People who have received a letter but don’t turn up to their hearing risk being charged with an offence, as the law says that anyone seeking protection in Germany has to "cooperate in obtaining an identity document" and "undergo the required identification measures." They can even be forcibly taken by police to attend a hearing or issued with a status known as a "Duldung", which means a temporary suspension of deportation. Following the introduction in April last year of a new law specifically aimed at boosting forced returns of unidentified asylum seekers, Duldung status does not give them the right to work.

Also read: Greens target German law aimed at rejected asylum seekers who fail to prove identity

Spokespeople for the Sierra Leonean community and supporters say the identity checks are racist | Photo: Imago
Spokespeople for the Sierra Leonean community and supporters say the identity checks are racist | Photo: Imago

'No future'

There were officially more than 540 Sierra Leoneans living in Munich at the end of 2020, according to the Süddeutsche Zeitung newspaper. "Most of us came here to have a better life. And we are contributing to society," said Kamara. "When you turn around and look, these are nearly all young guys," he said, gesturing towards the Sierra Leoneans gathered at the street protest on a cold autumn afternoon. "I think the oldest would be around 35. They are healthy and they want to go to work, and they want to learn.

"If they are deported back home, these guys will start roaming on the streets. There is no future for them there," Kamara said. 

While they are the ones who are sleeping on wooden pallets, not all those at risk are men. Women and girls in Sierra Leone are routinely subjected to sexual violence, rape and traditional practices like female genital mutilation, said 25-year-old Fatmata, who fled Sierra Leone five years ago. "I want Germany to protect the Sierra Leoneans. I want them to stop the deportations."

Reaction from authorities

After this article was first published on October 28, a spokesperson from the LfAR (Landesamt für Asyl und Rückführungen, the Bavarian Regional Office of Asylum and Returns) told InfoMigrants that one of the aims of what they call the identification "mission" is "to explain to the foreign delegations [the visiting Sierra Leone officials] as well as the interviewees the prospect of voluntary return and thus to achieve a better understanding of the possibilities and opportunities associated with it.

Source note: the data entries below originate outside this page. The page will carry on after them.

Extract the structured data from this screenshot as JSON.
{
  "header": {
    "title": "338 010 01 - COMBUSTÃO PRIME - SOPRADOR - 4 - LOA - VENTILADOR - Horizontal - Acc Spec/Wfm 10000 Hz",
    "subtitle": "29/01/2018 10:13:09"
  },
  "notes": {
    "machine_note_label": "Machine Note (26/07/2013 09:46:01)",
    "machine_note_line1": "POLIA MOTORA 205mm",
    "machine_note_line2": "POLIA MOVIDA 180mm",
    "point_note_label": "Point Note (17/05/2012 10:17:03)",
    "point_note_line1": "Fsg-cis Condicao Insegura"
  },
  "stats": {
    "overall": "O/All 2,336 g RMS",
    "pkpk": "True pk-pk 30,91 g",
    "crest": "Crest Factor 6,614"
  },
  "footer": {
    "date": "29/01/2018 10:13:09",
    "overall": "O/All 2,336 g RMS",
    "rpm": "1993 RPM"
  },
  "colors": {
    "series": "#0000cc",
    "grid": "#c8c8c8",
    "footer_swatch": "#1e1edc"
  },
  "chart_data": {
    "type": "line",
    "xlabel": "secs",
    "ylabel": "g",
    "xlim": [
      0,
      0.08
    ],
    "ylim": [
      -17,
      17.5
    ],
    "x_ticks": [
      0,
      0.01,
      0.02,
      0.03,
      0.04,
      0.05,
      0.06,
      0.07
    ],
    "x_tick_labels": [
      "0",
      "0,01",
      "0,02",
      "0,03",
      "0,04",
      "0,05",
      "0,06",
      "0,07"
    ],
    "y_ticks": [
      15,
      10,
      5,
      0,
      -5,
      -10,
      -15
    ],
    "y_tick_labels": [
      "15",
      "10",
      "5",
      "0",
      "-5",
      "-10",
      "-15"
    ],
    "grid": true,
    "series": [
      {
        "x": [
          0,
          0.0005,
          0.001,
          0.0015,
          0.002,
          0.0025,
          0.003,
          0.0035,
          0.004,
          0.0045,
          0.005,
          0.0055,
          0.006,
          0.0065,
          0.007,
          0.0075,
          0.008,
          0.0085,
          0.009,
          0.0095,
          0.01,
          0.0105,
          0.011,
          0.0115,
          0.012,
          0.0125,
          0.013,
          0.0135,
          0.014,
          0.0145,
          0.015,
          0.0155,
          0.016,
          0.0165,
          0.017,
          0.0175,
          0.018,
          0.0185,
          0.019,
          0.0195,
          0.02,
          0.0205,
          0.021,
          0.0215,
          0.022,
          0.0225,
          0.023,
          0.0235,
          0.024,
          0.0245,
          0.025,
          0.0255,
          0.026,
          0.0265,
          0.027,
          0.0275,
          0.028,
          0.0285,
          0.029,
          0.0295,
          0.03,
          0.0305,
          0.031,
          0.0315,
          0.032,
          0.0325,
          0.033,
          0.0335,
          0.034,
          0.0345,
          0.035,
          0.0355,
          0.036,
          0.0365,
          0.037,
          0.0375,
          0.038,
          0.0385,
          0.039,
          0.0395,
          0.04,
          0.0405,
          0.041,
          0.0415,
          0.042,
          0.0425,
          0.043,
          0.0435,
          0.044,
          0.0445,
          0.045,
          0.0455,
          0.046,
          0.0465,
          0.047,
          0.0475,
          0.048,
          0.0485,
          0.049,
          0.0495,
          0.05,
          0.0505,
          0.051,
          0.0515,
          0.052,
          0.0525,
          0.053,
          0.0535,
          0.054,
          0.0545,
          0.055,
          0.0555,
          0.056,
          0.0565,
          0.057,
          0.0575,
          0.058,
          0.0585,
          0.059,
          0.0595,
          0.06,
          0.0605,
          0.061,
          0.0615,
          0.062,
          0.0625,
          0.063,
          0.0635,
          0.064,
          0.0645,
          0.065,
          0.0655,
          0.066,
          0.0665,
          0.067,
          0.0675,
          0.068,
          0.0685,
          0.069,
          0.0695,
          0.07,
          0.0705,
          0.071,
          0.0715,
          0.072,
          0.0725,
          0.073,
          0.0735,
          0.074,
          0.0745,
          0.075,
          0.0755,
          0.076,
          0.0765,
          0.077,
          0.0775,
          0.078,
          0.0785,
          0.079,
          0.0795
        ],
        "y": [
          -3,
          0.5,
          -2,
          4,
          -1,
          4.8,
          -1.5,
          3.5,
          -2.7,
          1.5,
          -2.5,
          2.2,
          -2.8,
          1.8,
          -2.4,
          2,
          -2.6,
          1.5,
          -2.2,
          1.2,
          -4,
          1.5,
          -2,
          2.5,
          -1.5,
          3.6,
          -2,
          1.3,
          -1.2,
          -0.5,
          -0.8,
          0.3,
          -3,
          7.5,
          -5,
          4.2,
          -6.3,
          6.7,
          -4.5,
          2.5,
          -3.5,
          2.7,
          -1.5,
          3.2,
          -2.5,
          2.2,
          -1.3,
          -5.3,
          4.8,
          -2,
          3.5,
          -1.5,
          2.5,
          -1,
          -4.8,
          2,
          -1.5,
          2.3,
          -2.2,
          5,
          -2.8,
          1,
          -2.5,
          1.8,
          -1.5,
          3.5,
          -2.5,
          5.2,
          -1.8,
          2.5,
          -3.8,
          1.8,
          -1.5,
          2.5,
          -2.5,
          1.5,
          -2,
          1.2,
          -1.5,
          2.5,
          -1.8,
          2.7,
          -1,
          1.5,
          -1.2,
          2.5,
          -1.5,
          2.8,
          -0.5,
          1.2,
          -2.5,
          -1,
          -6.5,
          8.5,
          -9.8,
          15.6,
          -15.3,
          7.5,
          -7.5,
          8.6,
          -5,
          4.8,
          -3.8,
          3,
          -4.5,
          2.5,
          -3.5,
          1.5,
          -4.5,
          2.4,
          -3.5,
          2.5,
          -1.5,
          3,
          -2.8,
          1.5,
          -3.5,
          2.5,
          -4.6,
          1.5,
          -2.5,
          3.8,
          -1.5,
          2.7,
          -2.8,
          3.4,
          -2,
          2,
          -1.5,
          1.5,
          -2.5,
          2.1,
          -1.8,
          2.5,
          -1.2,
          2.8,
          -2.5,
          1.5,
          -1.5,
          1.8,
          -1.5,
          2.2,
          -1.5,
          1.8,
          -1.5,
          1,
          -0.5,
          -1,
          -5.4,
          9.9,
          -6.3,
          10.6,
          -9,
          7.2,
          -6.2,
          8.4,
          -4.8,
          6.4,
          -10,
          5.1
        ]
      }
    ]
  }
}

"The LfAR promotes the voluntary departure of foreign nationals, in particular those who are obliged to leave the country, to their country of origin or to a third country that is willing to accept them. Through (...) return counselling, support for return and reintegration projects, the aim is to motivate these individuals to make the decision to return to the respective country of origin voluntarily.

"The survey obviously also serves to create the conditions for repatriation. There is no immediate repatriation in the context of the interview," the LfAR wrote. So far, on 11 days, 254 people in total turned up for their hearing, LfAR said. On each day of hearings, the office invites between 30 and 45 people.